Cidadeverde.com

Caixa apostará no microcrédito e deixará de financiar grandes empresas

Fotos: Roberta Aline / Cidadeverde.com

A Caixa Econômica Federal vai deixar de financiar grandes empresas para apostar no microcrédito. A afirmação é do presidente da instituição, Pedro Guimarães, que está no Piauí para visitar obras e prestar uma espécie de consultoria de projeto às prefeituras. 
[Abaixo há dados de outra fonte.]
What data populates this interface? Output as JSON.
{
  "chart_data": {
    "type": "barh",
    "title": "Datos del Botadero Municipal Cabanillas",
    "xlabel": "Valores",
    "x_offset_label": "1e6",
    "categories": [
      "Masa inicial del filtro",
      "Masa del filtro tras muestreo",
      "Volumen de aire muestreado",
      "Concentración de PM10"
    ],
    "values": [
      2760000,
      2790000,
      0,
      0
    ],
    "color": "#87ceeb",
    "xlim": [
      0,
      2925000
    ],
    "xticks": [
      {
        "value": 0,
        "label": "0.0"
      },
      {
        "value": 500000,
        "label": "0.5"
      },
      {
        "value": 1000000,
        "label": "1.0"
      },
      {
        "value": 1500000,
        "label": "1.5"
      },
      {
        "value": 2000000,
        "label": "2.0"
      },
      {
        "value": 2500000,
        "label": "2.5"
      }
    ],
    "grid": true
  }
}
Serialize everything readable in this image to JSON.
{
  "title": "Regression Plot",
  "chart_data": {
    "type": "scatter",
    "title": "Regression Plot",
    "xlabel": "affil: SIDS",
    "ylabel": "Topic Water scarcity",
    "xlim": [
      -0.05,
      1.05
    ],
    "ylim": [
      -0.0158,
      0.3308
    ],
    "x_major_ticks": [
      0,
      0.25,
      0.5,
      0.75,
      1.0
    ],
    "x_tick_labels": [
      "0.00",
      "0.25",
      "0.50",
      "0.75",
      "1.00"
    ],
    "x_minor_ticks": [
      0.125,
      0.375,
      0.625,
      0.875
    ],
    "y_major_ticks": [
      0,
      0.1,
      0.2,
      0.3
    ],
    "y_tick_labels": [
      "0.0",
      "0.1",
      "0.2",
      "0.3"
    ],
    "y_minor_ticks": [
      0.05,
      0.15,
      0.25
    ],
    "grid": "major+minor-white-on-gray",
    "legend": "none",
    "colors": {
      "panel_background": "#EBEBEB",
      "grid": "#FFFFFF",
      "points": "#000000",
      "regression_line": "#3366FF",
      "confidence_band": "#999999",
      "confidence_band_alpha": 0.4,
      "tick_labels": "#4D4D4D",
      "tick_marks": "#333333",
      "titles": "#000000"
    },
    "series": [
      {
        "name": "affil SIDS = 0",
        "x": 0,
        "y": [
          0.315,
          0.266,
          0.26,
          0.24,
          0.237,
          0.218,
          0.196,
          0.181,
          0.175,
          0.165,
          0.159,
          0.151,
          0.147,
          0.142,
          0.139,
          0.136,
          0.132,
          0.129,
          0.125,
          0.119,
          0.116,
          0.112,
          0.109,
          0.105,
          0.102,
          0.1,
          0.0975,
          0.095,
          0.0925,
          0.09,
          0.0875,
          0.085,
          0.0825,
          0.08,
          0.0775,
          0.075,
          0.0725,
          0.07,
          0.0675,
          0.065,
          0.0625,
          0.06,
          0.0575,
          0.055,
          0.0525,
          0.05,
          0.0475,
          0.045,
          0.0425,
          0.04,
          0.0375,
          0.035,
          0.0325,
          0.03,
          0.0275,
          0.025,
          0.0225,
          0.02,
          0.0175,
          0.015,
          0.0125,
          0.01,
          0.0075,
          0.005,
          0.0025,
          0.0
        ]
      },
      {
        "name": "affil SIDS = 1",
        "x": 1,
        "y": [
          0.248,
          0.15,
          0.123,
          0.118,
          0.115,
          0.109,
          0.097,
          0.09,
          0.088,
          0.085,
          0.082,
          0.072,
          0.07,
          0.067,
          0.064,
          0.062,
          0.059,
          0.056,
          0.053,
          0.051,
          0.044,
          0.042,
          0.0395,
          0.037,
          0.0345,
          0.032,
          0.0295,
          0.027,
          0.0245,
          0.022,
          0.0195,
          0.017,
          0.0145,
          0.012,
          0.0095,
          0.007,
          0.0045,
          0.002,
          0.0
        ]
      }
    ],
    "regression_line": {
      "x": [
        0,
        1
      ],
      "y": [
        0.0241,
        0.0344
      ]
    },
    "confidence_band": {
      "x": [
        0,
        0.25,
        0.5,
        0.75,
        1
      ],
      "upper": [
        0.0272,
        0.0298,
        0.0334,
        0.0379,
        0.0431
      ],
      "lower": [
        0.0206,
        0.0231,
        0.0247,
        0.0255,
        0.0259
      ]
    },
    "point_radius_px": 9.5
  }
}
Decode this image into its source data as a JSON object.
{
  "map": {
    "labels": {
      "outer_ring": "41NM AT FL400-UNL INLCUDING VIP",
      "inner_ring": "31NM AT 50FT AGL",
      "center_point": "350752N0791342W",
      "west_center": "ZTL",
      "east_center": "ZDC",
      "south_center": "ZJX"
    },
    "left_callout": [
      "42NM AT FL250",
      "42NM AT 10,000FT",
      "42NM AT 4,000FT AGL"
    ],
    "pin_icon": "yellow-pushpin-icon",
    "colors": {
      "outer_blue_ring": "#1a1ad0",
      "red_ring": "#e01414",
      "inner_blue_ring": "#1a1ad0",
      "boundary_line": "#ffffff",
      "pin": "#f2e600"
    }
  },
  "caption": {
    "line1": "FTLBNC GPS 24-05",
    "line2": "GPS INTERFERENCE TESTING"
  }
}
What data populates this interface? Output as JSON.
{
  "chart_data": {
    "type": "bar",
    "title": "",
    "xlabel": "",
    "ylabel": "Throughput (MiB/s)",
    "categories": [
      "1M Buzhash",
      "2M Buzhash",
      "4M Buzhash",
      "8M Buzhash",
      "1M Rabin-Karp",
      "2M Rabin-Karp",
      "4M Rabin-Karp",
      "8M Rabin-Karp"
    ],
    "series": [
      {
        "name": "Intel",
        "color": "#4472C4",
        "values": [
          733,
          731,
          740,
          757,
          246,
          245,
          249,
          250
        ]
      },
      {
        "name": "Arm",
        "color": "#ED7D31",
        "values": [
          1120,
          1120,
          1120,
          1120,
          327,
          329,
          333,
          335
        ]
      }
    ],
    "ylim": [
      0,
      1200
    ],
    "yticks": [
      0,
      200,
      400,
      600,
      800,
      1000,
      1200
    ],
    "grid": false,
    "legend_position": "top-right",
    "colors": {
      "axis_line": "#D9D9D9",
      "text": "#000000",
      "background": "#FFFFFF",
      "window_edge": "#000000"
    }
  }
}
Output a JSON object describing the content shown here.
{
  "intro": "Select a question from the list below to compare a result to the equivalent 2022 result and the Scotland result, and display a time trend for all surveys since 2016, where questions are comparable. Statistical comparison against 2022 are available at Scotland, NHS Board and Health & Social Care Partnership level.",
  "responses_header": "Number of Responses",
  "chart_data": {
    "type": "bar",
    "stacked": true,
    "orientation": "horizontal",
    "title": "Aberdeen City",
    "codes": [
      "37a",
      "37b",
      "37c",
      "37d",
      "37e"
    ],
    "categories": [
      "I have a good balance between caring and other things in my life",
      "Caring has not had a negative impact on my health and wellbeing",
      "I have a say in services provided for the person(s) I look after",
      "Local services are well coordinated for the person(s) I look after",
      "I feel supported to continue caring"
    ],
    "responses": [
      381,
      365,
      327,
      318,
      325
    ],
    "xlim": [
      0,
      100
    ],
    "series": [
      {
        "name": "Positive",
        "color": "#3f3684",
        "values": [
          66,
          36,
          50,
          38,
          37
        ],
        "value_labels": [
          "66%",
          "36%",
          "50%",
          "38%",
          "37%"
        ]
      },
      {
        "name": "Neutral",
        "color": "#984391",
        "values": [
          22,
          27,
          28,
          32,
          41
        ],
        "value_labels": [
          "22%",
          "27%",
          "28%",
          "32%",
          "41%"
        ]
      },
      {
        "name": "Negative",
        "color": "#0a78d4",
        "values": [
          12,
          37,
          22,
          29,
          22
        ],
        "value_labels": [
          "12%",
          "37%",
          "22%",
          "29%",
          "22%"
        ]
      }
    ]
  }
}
"A meta é atender quem precisa, as pessoas carentes e as menores empresas. Vamos emprestar mais para a padaria do Seu Joaquim, ao invés de emprestar a grandes empresários, que não precisam da gente. A Caixa vai aumentar a oferta de microcrédito nesse sentido. Esse é o legado que quero deixar. Por que vamos emprestar bilhões para empresas que podem pegar crédito lá fora? Por que vamos patrocinar clubes de futebol que não precisam?Vamos enxugar a máquina nesses pontos, mas vamos tornar a Caixa um banco mais social, emprestando para as pequenas empresas", explica o gestor.

Guimarães frisou que, atualmente, há pequenas empresas tomando crédito com juros muito altos, o que ele não considera justo. "As pequenas empresas e pessoas mais pobres não têm acesso ao microcrédito e quando têm, pagam 15%, 20%, 22% ao mês. Precisamos parar com isso e passar a pagar 1,5% ao mês, por exemplo", afirmou. 

Segundo o presidente, a Caixa  vai estabelecer parcerias com o Banco do Nordeste e o Banco do Brasil nas operações de microcrédito. "Temos hoje 93 milhões de clientes. Somos o maior banco da América do Sul, mas desses 93 milhões, só 15 milhões compram algum produto nosso. A Caixa precisa, como um banco social, chegar mais perto desses clientes. Não vamos inventar a roda, vamos olhar para o que já está sendo bem feito", enfatizou o gestor.

Pedro acrescentou que esse projeto de microcrédito tem a meta de atrair 20 milhões de clientes em 10 anos. Essa, de acordo com ele, é a meta "legado", de longo prazo. Para curto prazo, o gestor citou a redução de custos, o crescimento do consignado, lançamento do cartão consignado e o microcrédito. "Essas, em cerca de seis meses, um ano ou um ano e meio a gente atinge e isso vai mudar a vida da população", disse.